There are two images attached.
Yes, that's probably the problem. The field that I want to parse is a string from the concatenate of four other string variables (system_no,school_no,race_alpha,grade_no) The school systems reuse the numbering sequence (0010), and the system designations have leading zeros on a three-digit code. Converting to numbers prior to concatenating produces mismatched duplicates such that different schools would share the same number. To create a unique identifier for the school, we have used a concatenate of the strings. My match will also rely on race ( and inconsistent alphabetical designation that changes by year) and grade (two digits) is named CRZYCON_DSTSCHGDRCG. It's an ugly mess, but I need the student matches to occur within the same school, within the same race and grade.
I'm comparing assessments and discipline rates for children of military families to their peers in their respective schools. The state did not provide a poverty marker, so we cannot match on that dimension. I'm exploring using the tile function as a substitute.

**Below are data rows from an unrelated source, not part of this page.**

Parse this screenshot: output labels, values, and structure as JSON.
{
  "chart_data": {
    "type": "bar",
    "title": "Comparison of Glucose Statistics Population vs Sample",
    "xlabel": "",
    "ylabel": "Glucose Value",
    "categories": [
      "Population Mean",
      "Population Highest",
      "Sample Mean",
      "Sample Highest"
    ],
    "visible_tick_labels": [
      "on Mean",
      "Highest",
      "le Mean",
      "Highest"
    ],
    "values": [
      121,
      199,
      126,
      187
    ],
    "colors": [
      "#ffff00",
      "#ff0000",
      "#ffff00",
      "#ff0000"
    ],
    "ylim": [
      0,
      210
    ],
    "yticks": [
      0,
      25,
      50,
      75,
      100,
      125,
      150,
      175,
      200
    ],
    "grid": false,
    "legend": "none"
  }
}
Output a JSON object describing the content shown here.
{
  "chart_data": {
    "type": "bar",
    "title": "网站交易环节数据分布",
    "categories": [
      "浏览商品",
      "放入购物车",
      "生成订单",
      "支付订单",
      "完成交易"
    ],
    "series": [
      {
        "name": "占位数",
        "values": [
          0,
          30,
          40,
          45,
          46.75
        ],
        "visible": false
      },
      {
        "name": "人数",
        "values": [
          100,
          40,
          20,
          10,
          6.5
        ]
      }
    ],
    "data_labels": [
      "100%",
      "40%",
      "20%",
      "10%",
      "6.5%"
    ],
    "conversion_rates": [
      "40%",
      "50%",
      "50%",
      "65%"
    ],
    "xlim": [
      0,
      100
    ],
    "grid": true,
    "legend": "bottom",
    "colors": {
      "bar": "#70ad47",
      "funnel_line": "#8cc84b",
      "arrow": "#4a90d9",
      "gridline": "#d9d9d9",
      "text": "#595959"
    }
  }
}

That field (CRZYCON_DSTSCHGDRCG) sorts beautifully in Excel, with the military/non-military field as a second criterion. If I have five military students in a school with X characteristics, I need five non-military students from that same school with X characteristics (already randomly sorted), and I will discard the unmatched. I tried this manually in Excel, but need a more efficient way to do it (600,000+ records, but only 9,000 military kids).